I know a few guys who were taking two fish 40"+ on a morning tide, going home, changing their clothes just in case an EPO noticed them, and coming back for the afternoon tide to take 2 more. 80 lbs of fish a day, killed for ego alone.

Quite a few others took their two fish a day, every day of a run. Nothing illegal about it, but still--how much fish does any one person need? Some would spend most of the day on the phone trying to get their relatives, friends, and neighbors to take some of the fish off their hands.

How many times have all of us been in the position of releasing a decent sized fish, and have the guy next to us say something like, "hey, if you were going to put it back, why didn't you offer it to me first?".

Greed and ego cross the rec/comm border. The rec sector lives in a glass house if all they do is throw stones at the comms for the dwindling stocks. There's waste and greed all over.

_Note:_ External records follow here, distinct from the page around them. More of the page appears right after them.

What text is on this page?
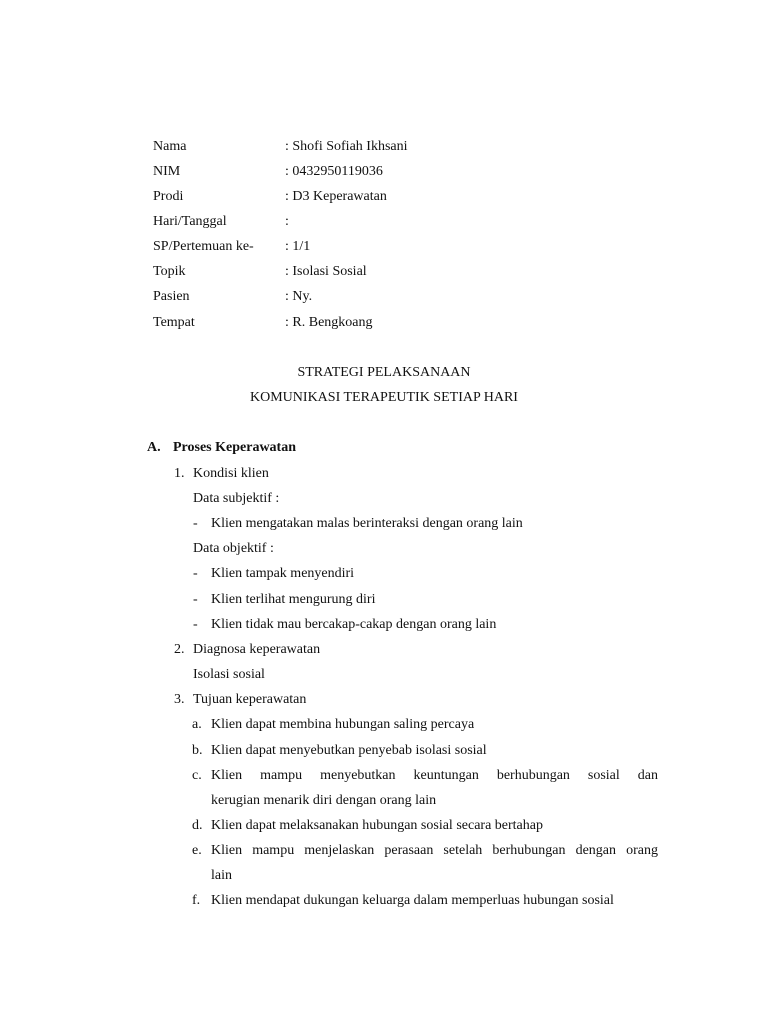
Nama	: Shofi Sofiah Ikhsani
NIM	: 0432950119036
Prodi	: D3 Keperawatan
Hari/Tanggal	:
SP/Pertemuan ke- : 1/1
Topik	: Isolasi Sosial
Pasien	: Ny.
Tempat	: R. Bengkoang
STRATEGI PELAKSANAAN
KOMUNIKASI TERAPEUTIK SETIAP HARI
A. Proses Keperawatan
1. Kondisi klien
Data subjektif :
- Klien mengatakan malas berinteraksi dengan orang lain
Data objektif :
- Klien tampak menyendiri
- Klien terlihat mengurung diri
- Klien tidak mau bercakap-cakap dengan orang lain
2. Diagnosa keperawatan
Isolasi sosial
3. Tujuan keperawatan
a. Klien dapat membina hubungan saling percaya
b. Klien dapat menyebutkan penyebab isolasi sosial
c. Klien mampu menyebutkan keuntungan berhubungan sosial dan
kerugian menarik diri dengan orang lain
d. Klien dapat melaksanakan hubungan sosial secara bertahap
e. Klien mampu menjelaskan perasaan setelah berhubungan dengan orang
lain
f. Klien mendapat dukungan keluarga dalam memperluas hubungan sosial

All of the problems revert back to the management philosophy---"maximum sutainable yield". As George rightly points out, there's a 5 year lag between decreasing returns and effective steps to correct it. What "maximum sustainable yield" was in 2006 is different than what it is in 2011. But we're still using that F=.30 figure as the yardstick. If the stock assessments are correct, we have seen a 40% decrease in the stock biomass over the last 5 years. So we can't go on managing the stocks by allowing for killing 30% of them per year.